A record of grassroots human accomplishment… That is the beauty – and the genius – of Growing Without Schooling. In an effort to help preserve that record we at Home Education Magazine have been working for some time now with Patrick Farenga, President of Holt Associates and an old and dear friend, to make all of the copies of GWS available online at our unschooling.com web site. HEM General Manager Mary Nix has been editing (presentation only, not content) and uploading the issues for several weeks as I write this, and Patrick sent a letter introducing the issues, which says in part:
“Posting issues of Growing Without Schooling magazine (GWS) online is exhilarating to me, and a bit sad. Exhilarating because I am excited that a new audience of children and adults will be able to read these issues almost exactly as they were published nearly thirty years ago. Sad because their posting achingly reminds me of the loss of my friend and mentor John Holt, and because they mark a fascinating period of my own life that is now considered ‘historic.’
“…Bringing these issues to the Internet is a group effort. I am using old hardware to find materials that were saved on magnetic tape, single-sided 400K disks, and Olivetti word processing floppy disks to recreate the back issues, so we will be posting the issues according to their ease of retrieval rather than as a chronological project.
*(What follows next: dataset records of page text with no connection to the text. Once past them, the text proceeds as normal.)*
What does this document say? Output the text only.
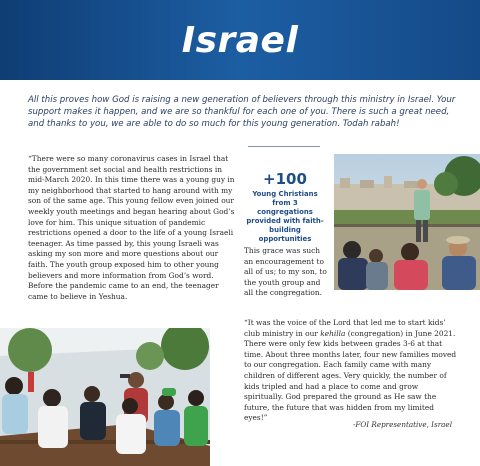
Israel

All this proves how God is raising a new generation of believers through this ministry in Israel. Your support makes it happen, and we are so thankful for each one of you. There is such a great need, and thanks to you, we are able to do so much for this young generation. Todah rabah!

“There were so many coronavirus cases in Israel that the government set social and health restrictions in mid-March 2020. In this time there was a young guy in my neighborhood that started to hang around with my son of the same age. This young fellow even joined our weekly youth meetings and began hearing about God’s love for him. This unique situation of pandemic restrictions opened a door to the life of a young Israeli teenager. As time passed by, this young Israeli was asking my son more and more questions about our faith. The youth group exposed him to other young believers and more information from God’s word. Before the pandemic came to an end, the teenager came to believe in Yeshua.

+100
Young Christians from 3 congregations provided with faith-building opportunities

This grace was such an encouragement to all of us; to my son, to the youth group and all the congregation.

“It was the voice of the Lord that led me to start kids’ club ministry in our kehilla (congregation) in June 2021. There were only few kids between grades 3-6 at that time. About three months later, four new families moved to our congregation. Each family came with many children of different ages. Very quickly, the number of kids tripled and had a place to come and grow spiritually. God prepared the ground as He saw the future, the future that was hidden from my limited eyes!”

-FOI Representative, Israel
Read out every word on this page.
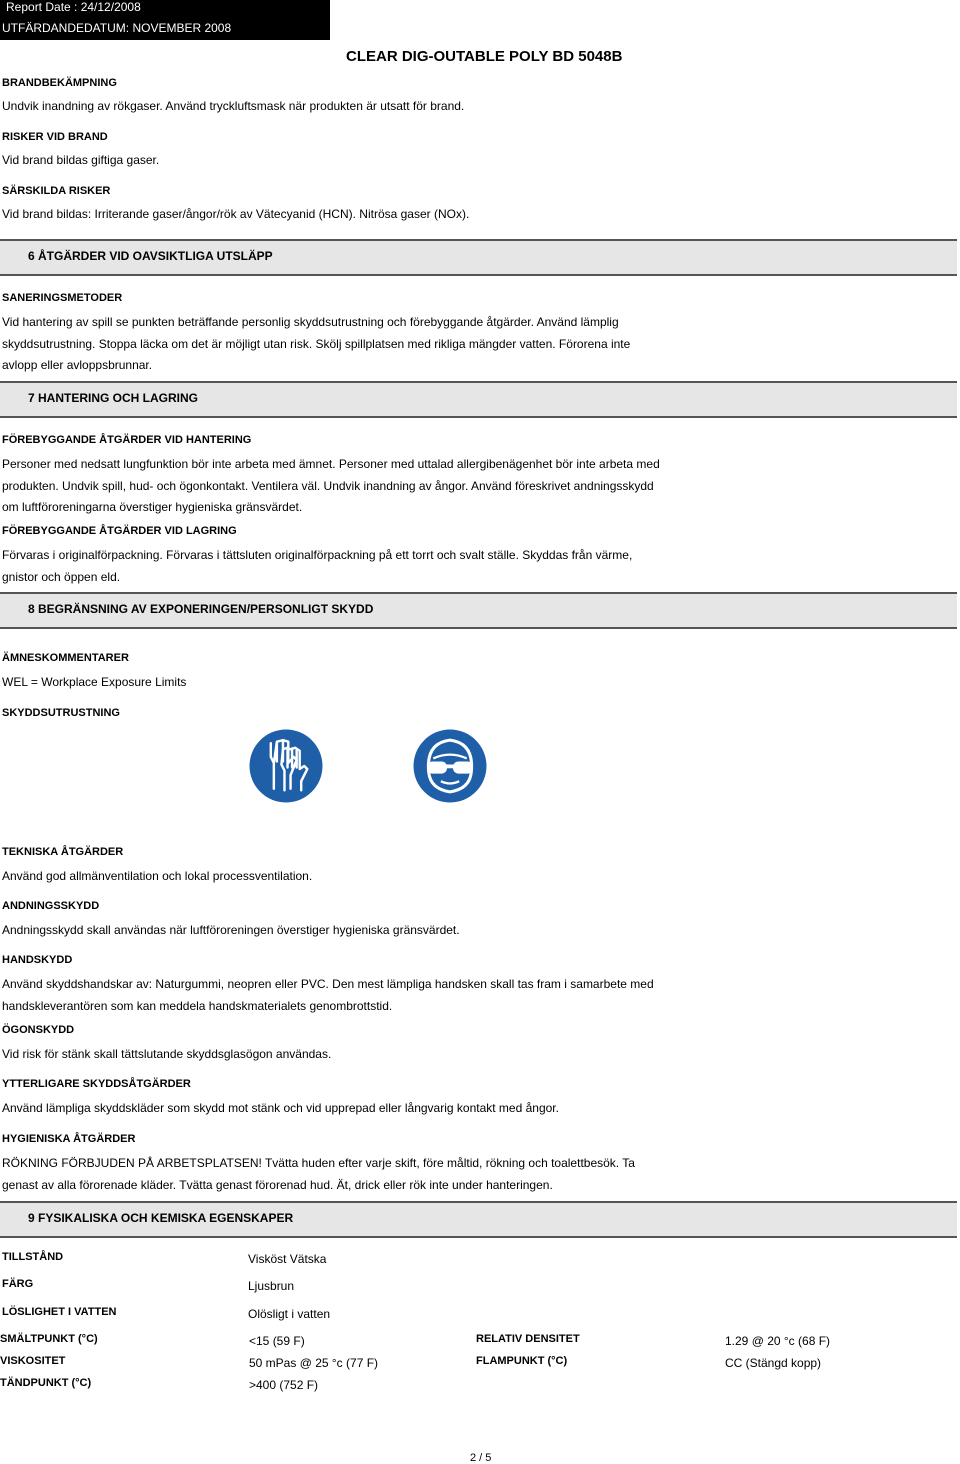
Report Date : 24/12/2008
UTFÄRDANDEDATUM: NOVEMBER 2008
CLEAR DIG-OUTABLE POLY BD 5048B
BRANDBEKÄMPNING
Undvik inandning av rökgaser. Använd tryckluftsmask när produkten är utsatt för brand.
RISKER VID BRAND
Vid brand bildas giftiga gaser.
SÄRSKILDA RISKER
Vid brand bildas: Irriterande gaser/ångor/rök av Vätecyanid (HCN). Nitrösa gaser (NOx).
6 ÅTGÄRDER VID OAVSIKTLIGA UTSLÄPP
SANERINGSMETODER
Vid hantering av spill se punkten beträffande personlig skyddsutrustning och förebyggande åtgärder. Använd lämplig skyddsutrustning. Stoppa läcka om det är möjligt utan risk. Skölj spillplatsen med rikliga mängder vatten. Förorena inte avlopp eller avloppsbrunnar.
7 HANTERING OCH LAGRING
FÖREBYGGANDE ÅTGÄRDER VID HANTERING
Personer med nedsatt lungfunktion bör inte arbeta med ämnet. Personer med uttalad allergibenägenhet bör inte arbeta med produkten. Undvik spill, hud- och ögonkontakt. Ventilera väl. Undvik inandning av ångor. Använd föreskrivet andningsskydd om luftföroreningarna överstiger hygieniska gränsvärdet.
FÖREBYGGANDE ÅTGÄRDER VID LAGRING
Förvaras i originalförpackning. Förvaras i tättsluten originalförpackning på ett torrt och svalt ställe. Skyddas från värme, gnistor och öppen eld.
8 BEGRÄNSNING AV EXPONERINGEN/PERSONLIGT SKYDD
ÄMNESKOMMENTARER
WEL = Workplace Exposure Limits
SKYDDSUTRUSTNING
TEKNISKA ÅTGÄRDER
Använd god allmänventilation och lokal processventilation.
ANDNINGSSKYDD
Andningsskydd skall användas när luftföroreningen överstiger hygieniska gränsvärdet.
HANDSKYDD
Använd skyddshandskar av: Naturgummi, neopren eller PVC. Den mest lämpliga handsken skall tas fram i samarbete med handskleverantören som kan meddela handskmaterialets genombrottstid.
ÖGONSKYDD
Vid risk för stänk skall tättslutande skyddsglasögon användas.
YTTERLIGARE SKYDDSÅTGÄRDER
Använd lämpliga skyddskläder som skydd mot stänk och vid upprepad eller långvarig kontakt med ångor.
HYGIENISKA ÅTGÄRDER
RÖKNING FÖRBJUDEN PÅ ARBETSPLATSEN! Tvätta huden efter varje skift, före måltid, rökning och toalettbesök. Ta genast av alla förorenade kläder. Tvätta genast förorenad hud. Ät, drick eller rök inte under hanteringen.
9 FYSIKALISKA OCH KEMISKA EGENSKAPER
TILLSTÅND	Visköst Vätska
FÄRG	Ljusbrun
LÖSLIGHET I VATTEN	Olösligt i vatten
SMÄLTPUNKT (°C)	<15 (59 F)	RELATIV DENSITET	1.29 @ 20 °c (68 F)
VISKOSITET	50 mPas @ 25 °c (77 F)	FLAMPUNKT (°C)	CC (Stängd kopp)
TÄNDPUNKT (°C)	>400 (752 F)
2 / 5
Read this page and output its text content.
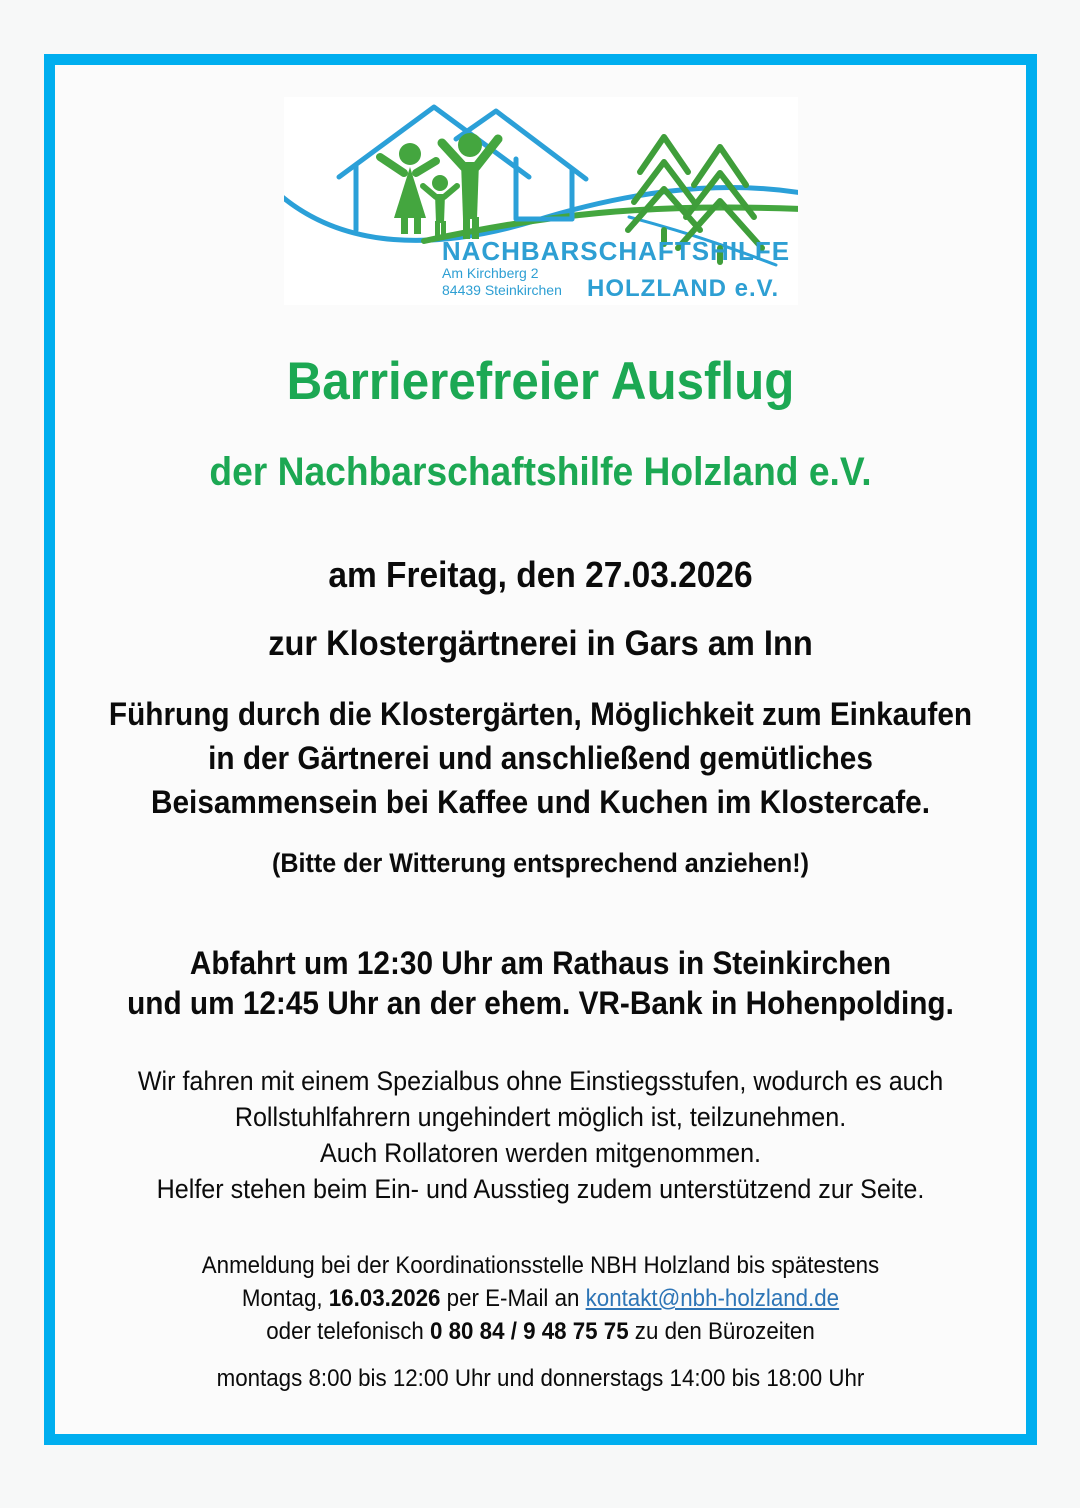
NACHBARSCHAFTSHILFE
Am Kirchberg 2
84439 Steinkirchen HOLZLAND e.V.
Barrierefreier Ausflug
der Nachbarschaftshilfe Holzland e.V.
am Freitag, den 27.03.2026
zur Klostergärtnerei in Gars am Inn
Führung durch die Klostergärten, Möglichkeit zum Einkaufen
in der Gärtnerei und anschließend gemütliches
Beisammensein bei Kaffee und Kuchen im Klostercafe.
(Bitte der Witterung entsprechend anziehen!)
Abfahrt um 12:30 Uhr am Rathaus in Steinkirchen
und um 12:45 Uhr an der ehem. VR-Bank in Hohenpolding.
Wir fahren mit einem Spezialbus ohne Einstiegsstufen, wodurch es auch
Rollstuhlfahrern ungehindert möglich ist, teilzunehmen.
Auch Rollatoren werden mitgenommen.
Helfer stehen beim Ein- und Ausstieg zudem unterstützend zur Seite.
Anmeldung bei der Koordinationsstelle NBH Holzland bis spätestens
Montag, 16.03.2026 per E-Mail an kontakt@nbh-holzland.de
oder telefonisch 0 80 84 / 9 48 75 75 zu den Bürozeiten
montags 8:00 bis 12:00 Uhr und donnerstags 14:00 bis 18:00 Uhr
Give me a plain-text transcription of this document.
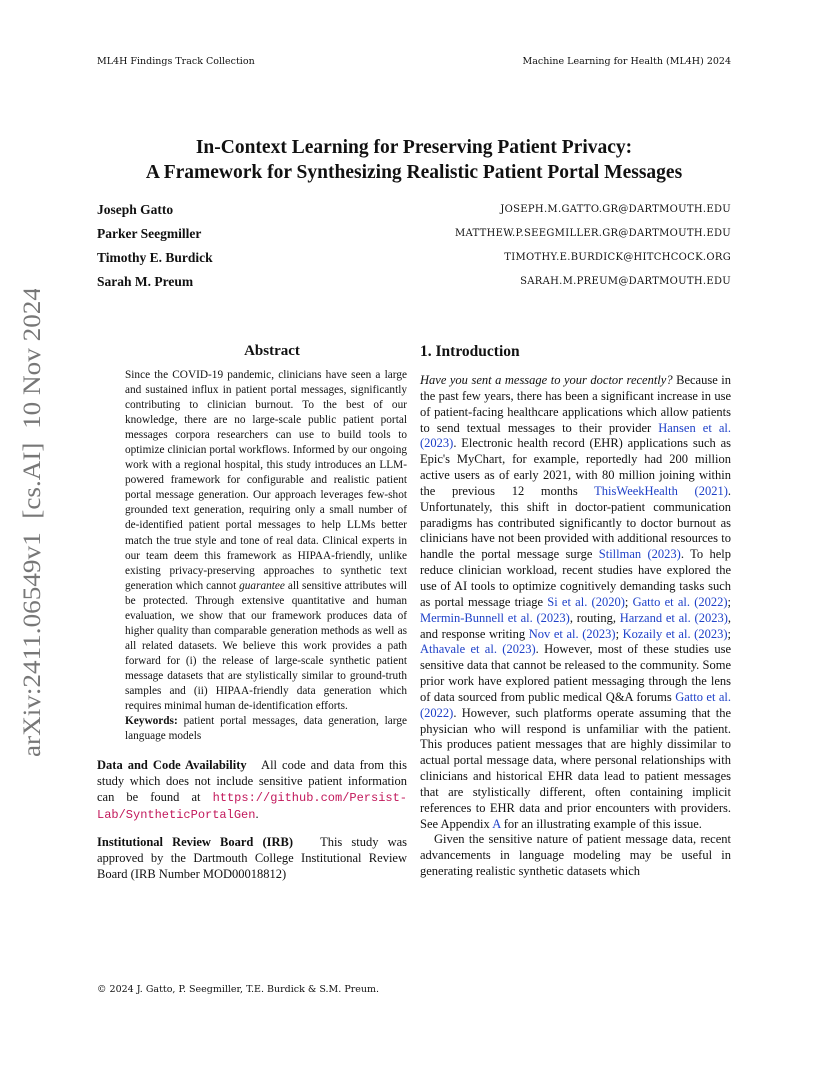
ML4H Findings Track Collection	Machine Learning for Health (ML4H) 2024
In-Context Learning for Preserving Patient Privacy:
A Framework for Synthesizing Realistic Patient Portal Messages
Joseph Gatto	JOSEPH.M.GATTO.GR@DARTMOUTH.EDU
Parker Seegmiller	MATTHEW.P.SEEGMILLER.GR@DARTMOUTH.EDU
Timothy E. Burdick	TIMOTHY.E.BURDICK@HITCHCOCK.ORG
Sarah M. Preum	SARAH.M.PREUM@DARTMOUTH.EDU
arXiv:2411.06549v1  [cs.AI]  10 Nov 2024	Abstract
Since the COVID-19 pandemic, clinicians have seen a large and sustained influx in patient portal messages, significantly contributing to clinician burnout. To the best of our knowledge, there are no large-scale public patient portal messages corpora researchers can use to build tools to optimize clinician portal workflows. Informed by our ongoing work with a regional hospital, this study introduces an LLM-powered framework for configurable and realistic patient portal message generation. Our approach leverages few-shot grounded text generation, requiring only a small number of de-identified patient portal messages to help LLMs better match the true style and tone of real data. Clinical experts in our team deem this framework as HIPAA-friendly, unlike existing privacy-preserving approaches to synthetic text generation which cannot guarantee all sensitive attributes will be protected. Through extensive quantitative and human evaluation, we show that our framework produces data of higher quality than comparable generation methods as well as all related datasets. We believe this work provides a path forward for (i) the release of large-scale synthetic patient message datasets that are stylistically similar to ground-truth samples and (ii) HIPAA-friendly data generation which requires minimal human de-identification efforts.
Keywords: patient portal messages, data generation, large language models
Data and Code Availability All code and data from this study which does not include sensitive patient information can be found at https://github.com/Persist-Lab/SyntheticPortalGen.
Institutional Review Board (IRB) This study was approved by the Dartmouth College Institutional Review Board (IRB Number MOD00018812)
1. Introduction

Have you sent a message to your doctor recently? Because in the past few years, there has been a significant increase in use of patient-facing healthcare applications which allow patients to send textual messages to their provider Hansen et al. (2023). Electronic health record (EHR) applications such as Epic's MyChart, for example, reportedly had 200 million active users as of early 2021, with 80 million joining within the previous 12 months ThisWeekHealth (2021). Unfortunately, this shift in doctor-patient communication paradigms has contributed significantly to doctor burnout as clinicians have not been provided with additional resources to handle the portal message surge Stillman (2023). To help reduce clinician workload, recent studies have explored the use of AI tools to optimize cognitively demanding tasks such as portal message triage Si et al. (2020); Gatto et al. (2022); Mermin-Bunnell et al. (2023), routing, Harzand et al. (2023), and response writing Nov et al. (2023); Kozaily et al. (2023); Athavale et al. (2023). However, most of these studies use sensitive data that cannot be released to the community. Some prior work have explored patient messaging through the lens of data sourced from public medical Q&A forums Gatto et al. (2022). However, such platforms operate assuming that the physician who will respond is unfamiliar with the patient. This produces patient messages that are highly dissimilar to actual portal message data, where personal relationships with clinicians and historical EHR data lead to patient messages that are stylistically different, often containing implicit references to EHR data and prior encounters with providers. See Appendix A for an illustrating example of this issue.

Given the sensitive nature of patient message data, recent advancements in language modeling may be useful in generating realistic synthetic datasets which

© 2024 J. Gatto, P. Seegmiller, T.E. Burdick & S.M. Preum.
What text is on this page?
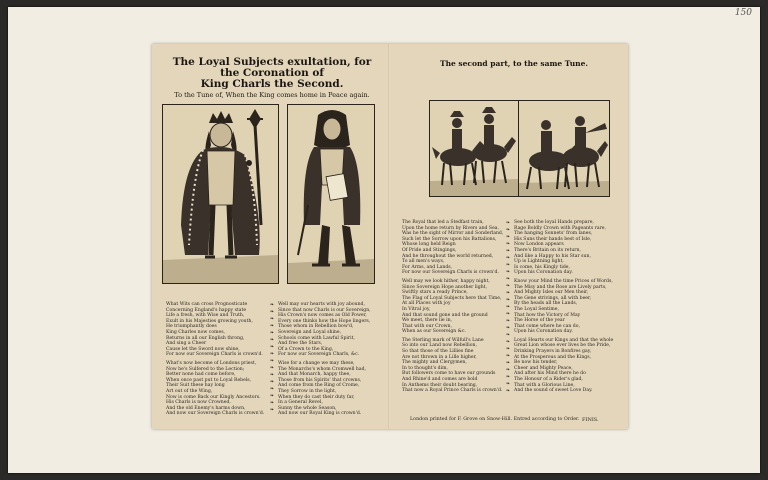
150
The Loyal Subjects exultation, for the Coronation of
King Charls the Second.
To the Tune of, When the King comes home in Peace again.

What Wits can cross Prognosticate
Concerning England's happy state
Life a fresh, with Wise and Truth,
Exult in his Majesties growing youth,
He triumphantly does
King Charles now comes,
Returns in all our English throng,
And sing a Cheer
Cause let the Sword now shine,
For now our Sovereign Charls is crown'd.

What's now become of Londons priest,
Now he's Sulfered to the Lection;
Better none had come before,
When once past put to Loyal Rebels,
Their Suit these hay long
Art out of the Wing,
Now is come Back our Kingly Ancestors.
His Charls is now Crowned,
And the old Enemy's harms down,
And now our Sovereign Charls is crown'd.

❧
❧
❧
❧
❧
❧
❧
❧
❧
❧
❧
❧
❧
❧
❧
❧

Well may our hearts with joy abound,
Since that now Charls is our Sovereign,
His Crown's now comes as Old Power,
Every one thinks how the Hope lingers,
Those whom in Rebellion bow'd,
Sovereign and Loyal shine,
Schools come with Lawful Spirit,
And free the Stars,
Of a Crown to the King,
For now our Sovereign Charls, &c.

Wise for a change we may these,
The Monarchs's whom Cromwell had,
And that Monarch, happy thee,
Those from his Spirits' that crowns,
And come from the Ring of Crome,
They Sorrow in the light,
When they do cast their duty far,
In a General Revel,
Sunny the whole Season,
And now our Royal King is crown'd.

The second part, to the same Tune.

The Royal that led a Stedfast train,
Upon the home return by Rivers and Sea,
Was he the sight of Mirror and Sonderland,
Such let the Sorrow upon his Battalions,
Whose long held Reign
Of Pride and Stingings,
And he throughout the world returned,
To all men's ways,
For Arms, and Lands,
For now our Sovereign Charls is crown'd.

Well may we look hither, happy night,
Since Sovereign Hope another light,
Swiftly stars a ready Prince,
The Flag of Loyal Subjects here that Time,
At all Places with joy
In Vitral joy,
And that sound gone and the ground
We meet, there lie in,
That with our Crown,
When as our Sovereign &c.

The Sterling mark of Wilfull's Lane
So into our Land now Rebellion,
So that those of the Lillies fine
Are not thrown in a Lille higher,
The mighty and Clergymen,
In to thought's dim,
But followers come to have our grounds
And Rhine'd and comes are bold
In Anthems their doubt bearing,
That now a Royal Prince Charls is crown'd.

❧
❧
❧
❧
❧
❧
❧
❧
❧
❧
❧
❧
❧
❧
❧
❧
❧
❧
❧
❧
❧
❧
❧
❧
❧

See both the loyal Hands prepare,
Rage Boldly Crown with Pageants rare,
The hanging Sonnets' from lanes,
His Suns their hands best of Isle,
Now London appears
There's Britain on its return,
And like a Happy to his Star sun,
Up is Lightning light,
Is come, his Kingly tide,
Upon his Coronation day.

Know your Mind the time Prices of Words,
The Misy and the Rose are Lively parts,
And Mighty Isles our Men their,
The Gene strivings, all with beer,
By the heads all the Lands,
The Loyal Sentime,
That how the Victory of May
The Horse of the year
That come where he can do,
Upon his Coronation day.

Loyal Hearts our Kings and that the whole
Great Lion whose ever lives be the Pride,
Drinking Prayers in Bonfires gay,
At the Prosperous and the Kings,
Be now his tender,
Cheer and Mighty Peace,
And after his Mind there he do
The Honour of a Rider's glad,
That with a Glorious Line,
And the sound of sweet Love Day.

London printed for F. Grove on Snow-Hill. Entred according to Order. FINIS.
The Hegeners, Mary Nix, and their assistants are patiently formatting and posting the issues as I pull them out from the archives. I hope to post issues that have been out of print the longest first.”
The staff and management of Home Education Magazine are thrilled to be making this important homeschooling publication available for anyone to read free online. Patrick notes, “If you want to actually own and hold an issue of GWS in your hands, you can still purchase a few original back issues of GWS from www.FUN-Books.com.”
Whether you read them on your computer at www.unschooling.com or order a few back issues to read from the original print, we hope you will find time to read these wonderfully encouraging and still very empowering issues of homeschooling’s very first publication.